BME staff in the NHS are more likely to face disciplinary proceedings in the NHS than white staff, and less likely to be shortlisted for a job.
According to the NHS Workforce Race Equality Standard report, just 6.4 percent of NHS “very senior management” (chief execs and board members) are BME, even though 20 percent of overall NHS staff fall into the bracket.
That’s why, when the government hired Dido Harding and Mike Coupe to head up NHS Test and Trace (and the National Institute for Health Protection), Runnymede decided to call this out for what it is: a blatant act of cronyism.
Neither Harding nor Coupe are medically trained. Neither has a lifetime of public administration under their belt. Far from it. Harding is the wife of a Conservative MP, and friend of former prime minister David Cameron. She was also the CEO of TalkTalk – but was forced to quit when 156,000 customers had their private data hacked. Coupe’s best qualification, other than being good friends with Harding, is that he is the former CEO of Sainsbury’s.
In many ways, both appointments exemplify equalities issues within the NHS and wider society. After all, when employers do not advertise vacancies, this can function as indirect discrimination. It also puts more BME lives at risk.
As a result, the Runnymede Trust and the Good Law Project jointly announced in November of last year that we were taking the government to court over the closed recruitment process for Harding and Coupe. In our case, we are citing discrimination under the Equality Act 2010, and arguing that Westminster has breached its public sector equality duty by hiring unqualified friends in senior public sector roles.
Sadly, this ‘chumocratic’ approach is one that seems to have characterised this government, where a national health emergency has been seen as an opportunity to enrich friends and supporters.
As the junior health minister Lord Bethell told the House of Lords, the government relied on “informal arrangements” to fulfil urgent needs for PPE. Under the cover of an emergency, the government awarded £18bn in coronavirus-related contracts during the first six months of the pandemic, most with no competitive tendering processes.
A report by the National Audit Office confirmed the existence of a “high-priority lane” for suppliers referred by senior politicians and officials, and found that companies with a political referral were 10 times more likely to end up winning a government contract than those without.
Meanwhile contracts totalling £1.5bn have gone to companies with connections to the Conservative party.
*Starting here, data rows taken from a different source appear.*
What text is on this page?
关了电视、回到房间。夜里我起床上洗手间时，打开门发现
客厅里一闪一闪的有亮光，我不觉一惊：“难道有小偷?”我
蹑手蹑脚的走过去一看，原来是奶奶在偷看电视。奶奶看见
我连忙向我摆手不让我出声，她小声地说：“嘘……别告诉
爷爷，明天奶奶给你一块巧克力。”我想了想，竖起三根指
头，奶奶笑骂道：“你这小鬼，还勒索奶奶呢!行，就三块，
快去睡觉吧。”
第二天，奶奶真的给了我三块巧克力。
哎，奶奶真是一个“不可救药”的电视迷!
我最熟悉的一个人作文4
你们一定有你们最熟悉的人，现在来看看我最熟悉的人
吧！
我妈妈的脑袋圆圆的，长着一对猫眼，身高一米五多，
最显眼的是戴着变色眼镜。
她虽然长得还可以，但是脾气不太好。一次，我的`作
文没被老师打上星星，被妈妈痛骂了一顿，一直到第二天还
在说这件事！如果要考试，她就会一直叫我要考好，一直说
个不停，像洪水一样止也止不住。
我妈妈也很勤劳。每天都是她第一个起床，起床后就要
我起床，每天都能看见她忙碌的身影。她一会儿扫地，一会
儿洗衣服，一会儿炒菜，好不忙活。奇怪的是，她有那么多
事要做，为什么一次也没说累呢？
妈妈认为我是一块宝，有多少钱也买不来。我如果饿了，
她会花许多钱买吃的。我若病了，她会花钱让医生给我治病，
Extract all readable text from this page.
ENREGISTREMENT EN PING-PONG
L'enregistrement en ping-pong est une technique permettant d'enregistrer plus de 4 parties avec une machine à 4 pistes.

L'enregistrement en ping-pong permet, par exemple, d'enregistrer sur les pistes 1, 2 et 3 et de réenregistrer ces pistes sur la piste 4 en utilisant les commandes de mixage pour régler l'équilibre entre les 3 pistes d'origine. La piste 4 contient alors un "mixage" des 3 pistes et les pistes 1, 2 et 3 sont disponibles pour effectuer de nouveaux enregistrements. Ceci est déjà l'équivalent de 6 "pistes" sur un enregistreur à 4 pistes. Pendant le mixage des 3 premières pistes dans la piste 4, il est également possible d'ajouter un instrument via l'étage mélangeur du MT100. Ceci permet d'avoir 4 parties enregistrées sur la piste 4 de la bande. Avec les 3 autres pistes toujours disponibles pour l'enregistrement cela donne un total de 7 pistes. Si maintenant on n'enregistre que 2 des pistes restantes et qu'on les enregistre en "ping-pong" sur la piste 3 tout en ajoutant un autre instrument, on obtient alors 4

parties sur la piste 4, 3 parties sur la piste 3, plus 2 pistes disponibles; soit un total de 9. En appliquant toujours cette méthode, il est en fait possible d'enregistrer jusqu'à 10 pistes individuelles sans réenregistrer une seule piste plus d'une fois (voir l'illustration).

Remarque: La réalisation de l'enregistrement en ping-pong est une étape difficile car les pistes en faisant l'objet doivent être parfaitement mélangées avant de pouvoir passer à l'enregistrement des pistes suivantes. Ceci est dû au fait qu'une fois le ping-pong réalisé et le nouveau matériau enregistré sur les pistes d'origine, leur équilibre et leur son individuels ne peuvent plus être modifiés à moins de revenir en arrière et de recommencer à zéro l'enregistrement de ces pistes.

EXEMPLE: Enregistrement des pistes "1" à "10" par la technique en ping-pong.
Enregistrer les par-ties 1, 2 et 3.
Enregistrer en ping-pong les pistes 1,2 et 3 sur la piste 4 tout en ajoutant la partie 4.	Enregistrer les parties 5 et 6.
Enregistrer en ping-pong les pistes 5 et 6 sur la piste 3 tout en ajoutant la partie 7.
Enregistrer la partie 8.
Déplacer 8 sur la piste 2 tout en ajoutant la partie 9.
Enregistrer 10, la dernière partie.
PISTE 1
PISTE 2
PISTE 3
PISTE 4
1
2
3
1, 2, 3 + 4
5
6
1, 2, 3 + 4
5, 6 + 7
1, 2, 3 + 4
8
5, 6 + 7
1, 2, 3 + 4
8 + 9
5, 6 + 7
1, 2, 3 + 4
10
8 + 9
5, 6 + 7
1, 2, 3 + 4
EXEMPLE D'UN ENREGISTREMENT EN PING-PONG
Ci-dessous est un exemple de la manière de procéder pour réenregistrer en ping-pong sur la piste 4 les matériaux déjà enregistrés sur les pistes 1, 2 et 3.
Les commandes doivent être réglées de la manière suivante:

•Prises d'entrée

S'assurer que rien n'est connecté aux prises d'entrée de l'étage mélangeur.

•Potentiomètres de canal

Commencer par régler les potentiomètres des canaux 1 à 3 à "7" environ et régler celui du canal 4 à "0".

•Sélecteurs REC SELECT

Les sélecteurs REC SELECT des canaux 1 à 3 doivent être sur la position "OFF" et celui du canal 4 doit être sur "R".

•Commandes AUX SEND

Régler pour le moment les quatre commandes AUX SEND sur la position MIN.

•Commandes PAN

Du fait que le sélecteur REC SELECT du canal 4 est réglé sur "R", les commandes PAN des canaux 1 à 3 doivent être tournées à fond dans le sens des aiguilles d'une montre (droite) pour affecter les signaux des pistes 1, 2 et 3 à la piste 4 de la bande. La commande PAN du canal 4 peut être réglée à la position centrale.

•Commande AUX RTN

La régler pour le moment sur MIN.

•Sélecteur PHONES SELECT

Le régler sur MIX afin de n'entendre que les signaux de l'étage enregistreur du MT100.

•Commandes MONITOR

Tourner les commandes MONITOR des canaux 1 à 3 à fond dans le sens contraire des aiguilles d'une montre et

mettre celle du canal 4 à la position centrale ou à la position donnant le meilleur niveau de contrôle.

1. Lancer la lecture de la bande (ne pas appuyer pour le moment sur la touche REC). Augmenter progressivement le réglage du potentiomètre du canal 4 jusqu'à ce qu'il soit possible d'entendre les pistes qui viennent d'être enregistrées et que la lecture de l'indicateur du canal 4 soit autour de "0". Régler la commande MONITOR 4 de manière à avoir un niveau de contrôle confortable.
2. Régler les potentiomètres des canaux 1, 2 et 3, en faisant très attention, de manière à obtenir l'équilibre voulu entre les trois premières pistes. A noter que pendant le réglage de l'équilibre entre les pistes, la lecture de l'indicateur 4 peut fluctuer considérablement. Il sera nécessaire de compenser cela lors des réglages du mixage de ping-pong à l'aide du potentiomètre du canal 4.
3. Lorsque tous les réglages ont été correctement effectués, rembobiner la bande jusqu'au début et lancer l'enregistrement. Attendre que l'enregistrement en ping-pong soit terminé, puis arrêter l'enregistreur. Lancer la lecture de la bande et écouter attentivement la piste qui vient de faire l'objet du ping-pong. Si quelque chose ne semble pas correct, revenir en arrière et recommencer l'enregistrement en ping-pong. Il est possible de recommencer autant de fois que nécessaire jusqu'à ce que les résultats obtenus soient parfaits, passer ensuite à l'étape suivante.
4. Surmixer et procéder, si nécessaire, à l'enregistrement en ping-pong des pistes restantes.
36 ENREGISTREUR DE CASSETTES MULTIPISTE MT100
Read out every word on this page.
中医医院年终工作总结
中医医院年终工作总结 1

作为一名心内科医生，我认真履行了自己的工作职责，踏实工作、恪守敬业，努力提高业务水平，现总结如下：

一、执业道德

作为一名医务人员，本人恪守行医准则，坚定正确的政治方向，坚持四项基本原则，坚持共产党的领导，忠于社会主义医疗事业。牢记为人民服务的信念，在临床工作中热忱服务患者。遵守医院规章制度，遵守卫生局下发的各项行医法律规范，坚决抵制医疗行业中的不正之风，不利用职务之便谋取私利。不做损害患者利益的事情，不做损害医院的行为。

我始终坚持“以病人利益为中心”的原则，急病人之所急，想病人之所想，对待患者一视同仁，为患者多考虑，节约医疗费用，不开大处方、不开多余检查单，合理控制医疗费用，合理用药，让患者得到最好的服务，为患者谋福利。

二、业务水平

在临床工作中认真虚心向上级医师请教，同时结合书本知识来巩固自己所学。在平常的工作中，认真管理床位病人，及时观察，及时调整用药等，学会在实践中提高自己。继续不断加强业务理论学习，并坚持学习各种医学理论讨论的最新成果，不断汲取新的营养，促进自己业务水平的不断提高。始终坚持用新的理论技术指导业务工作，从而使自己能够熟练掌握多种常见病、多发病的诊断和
Many large PPE contracts were awarded to firms with no obvious experience in that sector, and it later transpired that some of this PPE was not even fit for purpose.
Call it a “chumocracy” or straightforward incompetence: it’s clear there’s been a woeful lack of transparency when it comes to how taxpayers’ money is spent.
Since the government failed so woefully to contain the virus in the early stages of the pandemic, with Track and Trace an abysmal flop, all hopes have now turned to the vaccine. But why have we not focused on the vaccine in cities where most people in the UK live and where BME groups are concentrated? We need to balance the conversation away from hesitancy and uptake by BME groups and their institutional mistrust, to how they might be supported to get trust back in our public services like the NHS and the police.
As our country navigates the dark months ahead, we are desperate for expertise and leadership.
While the government hands out sinecures to its chums, people are dying. Clearly, we need a national pandemic response and disaster recovery plan that is led by the best qualified and most experienced scientists and public administrators the country can offer.
But the sad reality is that now, in the midst of a yet another national lockdown, the responsibility for much of the UK’s emergency response rests in the hands of a former telecommunications CEO, and a former supermarket CEO. The chumocracy has plummeted new lows.